时间:2025-04-01 00:40:06  状态:完结  作者:默山

  当晚,京梁城门落闸,禁军十卫在外排阵以待。这日没到天亮,住在城下的百姓就感受到了来自远方地下的阵阵颤动。

  “废物!”谢悬将新送来的军报一把摔在了严珍的脸上,“是谁给朕回报,说北上抗敌的禁军是被江面上的龙吸水卷走的?”

  严珍跪伏在地,不敢言语。

  “如今禁军的兵船落在了高车蛮子手里,你们居然还敢蒙骗朕,说金央大军至今仍在北翟郡外。”谢悬一脚踹在了严珍的肩膀上,“你是想造反吗?”

  严珍被踹得仰倒在地,他忍着疼跪好,抬眼看到了默默坐在一侧的傅徵。

  “将军!”严珍从牙缝中挤出了两个字。

  傅徵低垂着双目,一言不发。

  “你是在指望傅将军救你吗?”谢悬幽幽问道。

  严珍把头埋在了谢悬脚下——他不指望傅徵救他,因为作为谢悬亲自挑选的走狗,严珍已在折磨傅徵这件事上出过了太多的力。

  “陛下,臣忠心耿耿,从未有任何反叛之心,之前军报出错……臣,臣也不知。
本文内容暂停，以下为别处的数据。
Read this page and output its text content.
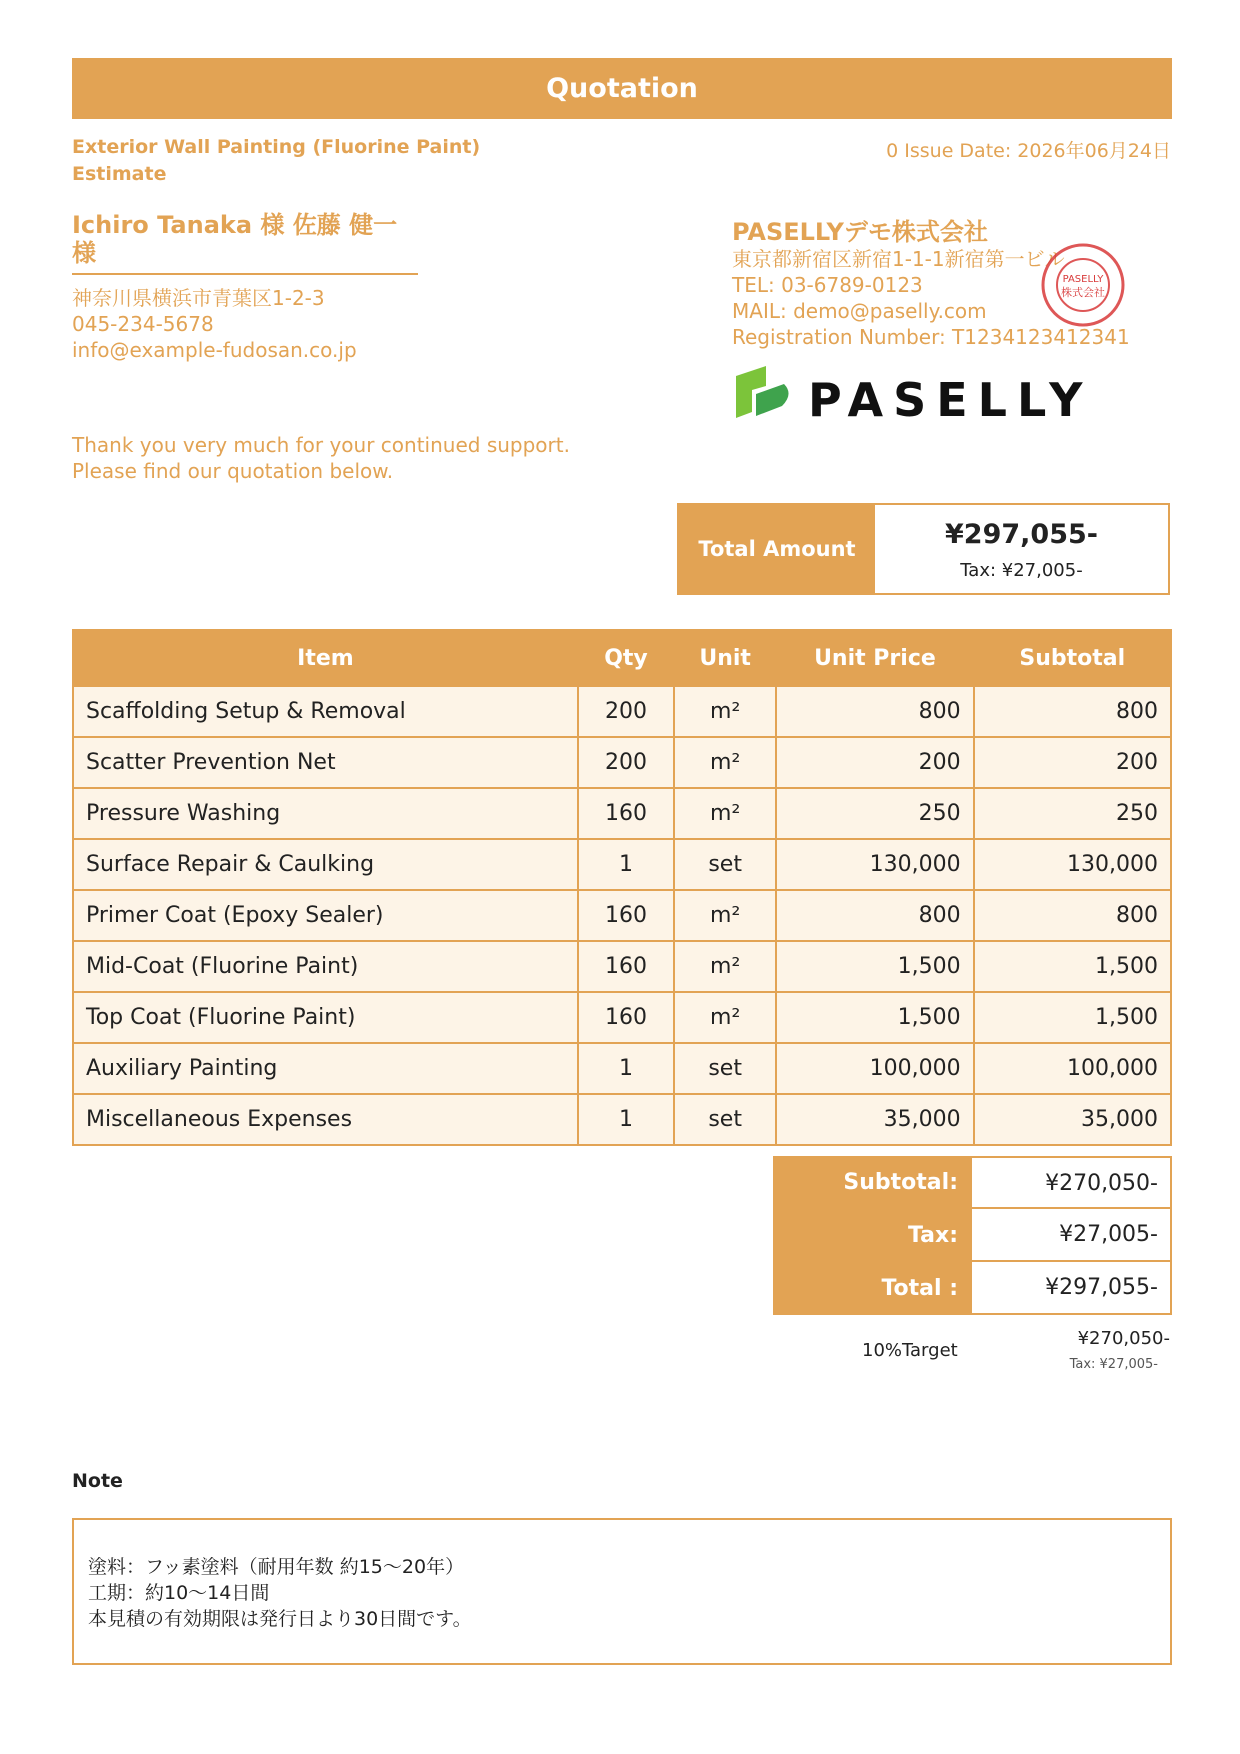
Quotation
Exterior Wall Painting (Fluorine Paint)
Estimate
0 Issue Date: 2026年06月24日
Ichiro Tanaka 様 佐藤 健一 様
神奈川県横浜市青葉区1-2-3
045-234-5678
info@example-fudosan.co.jp
Thank you very much for your continued support.
Please find our quotation below.
PASELLYデモ株式会社
東京都新宿区新宿1-1-1新宿第一ビル
TEL: 03-6789-0123
MAIL: demo@paselly.com
Registration Number: T1234123412341
PASELLY
株式会社
PASELLY
Total Amount	¥297,055-
Tax: ¥27,005-
Item	Qty	Unit	Unit Price	Subtotal
Scaffolding Setup & Removal	200	m²	800	800
Scatter Prevention Net	200	m²	200	200
Pressure Washing	160	m²	250	250
Surface Repair & Caulking	1	set	130,000	130,000
Primer Coat (Epoxy Sealer)	160	m²	800	800
Mid-Coat (Fluorine Paint)	160	m²	1,500	1,500
Top Coat (Fluorine Paint)	160	m²	1,500	1,500
Auxiliary Painting	1	set	100,000	100,000
Miscellaneous Expenses	1	set	35,000	35,000
Subtotal:	¥270,050-
Tax:	¥27,005-
Total :	¥297,055-
10%Target
¥270,050-
Tax: ¥27,005-
Note
塗料：フッ素塗料（耐用年数 約15〜20年）
工期：約10〜14日間
本見積の有効期限は発行日より30日間です。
”严珍咬着牙说道。

  谢悬眯起了眼睛:“你也不知?禁卫是你的手下,派出京梁去往南峡口的兵卒哪个不是你严统领的兵?如今你居然敢在朕的面前说你也不知。”

  严珍浑身抖如筛糠。

  他该如何说?他的确不知,不知明明能在南峡口拦住不善水战的高车人的禁军为何会莫名其妙被龙吸水卷走,也不知到底是谁有胆子假传军报。
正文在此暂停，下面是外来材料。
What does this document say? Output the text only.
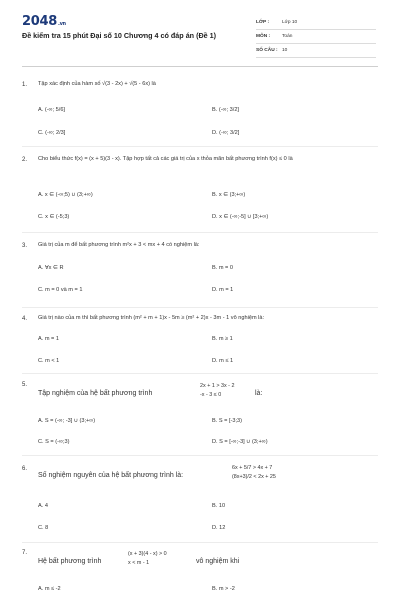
2048.vn
Đề kiểm tra 15 phút Đại số 10 Chương 4 có đáp án (Đề 1)
LỚP :	Lớp 10
MÔN :	Toán
SỐ CÂU : 10
1. Tập xác định của hàm số √(3 - 2x) + √(5 - 6x) là
A. (-∞; 5/6]	B. (-∞; 3/2]
C. (-∞; 2/3]	D. (-∞; 3/2]
2. Cho biểu thức f(x) = (x + 5)(3 - x). Tập hợp tất cả các giá trị của x thỏa mãn bất phương trình f(x) ≤ 0 là
A. x ∈ (-∞;5) ∪ (3;+∞)	B. x ∈ (3;+∞)
C. x ∈ (-5;3)	D. x ∈ (-∞;-5] ∪ [3;+∞)
3. Giá trị của m để bất phương trình m²x + 3 < mx + 4 có nghiệm là:
A. ∀x ∈ R	B. m = 0
C. m = 0 và m = 1	D. m = 1
4. Giá trị nào của m thì bất phương trình (m² + m + 1)x - 5m ≥ (m² + 2)x - 3m - 1 vô nghiệm là:
A. m = 1	B. m ≥ 1
C. m < 1	D. m ≤ 1
5.
Tập nghiệm của hệ bất phương trình
2x + 1 > 3x - 2
-x - 3 ≤ 0	là:
A. S = (-∞; -3] ∪ (3;+∞)	B. S = [-3;3)
C. S = (-∞;3)	D. S = [-∞;-3] ∪ (3;+∞)
6.
Số nghiệm nguyên của hệ bất phương trình là:
6x + 5/7 > 4x + 7
(8x+3)/2 < 2x + 25
A. 4	B. 10
C. 8	D. 12
7.
Hệ bất phương trình
(x + 3)(4 - x) > 0
x < m - 1	vô nghiệm khi
A. m ≤ -2	B. m > -2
  “是敦王。”傅徵在这时开口了,“是他们遇到了敦王,因此不战而败。”

  谢悬轻轻一颤,回头看向傅徵:“你说什么?”

  傅徵抬起头:“高车为什么有勇气离开困守了他们上千年的雪原?为什么会在中州大地长驱直入,势如破竹?因为有敦王在,有寒衣在。陛下,您可能忘了,寒衣也姓谢。”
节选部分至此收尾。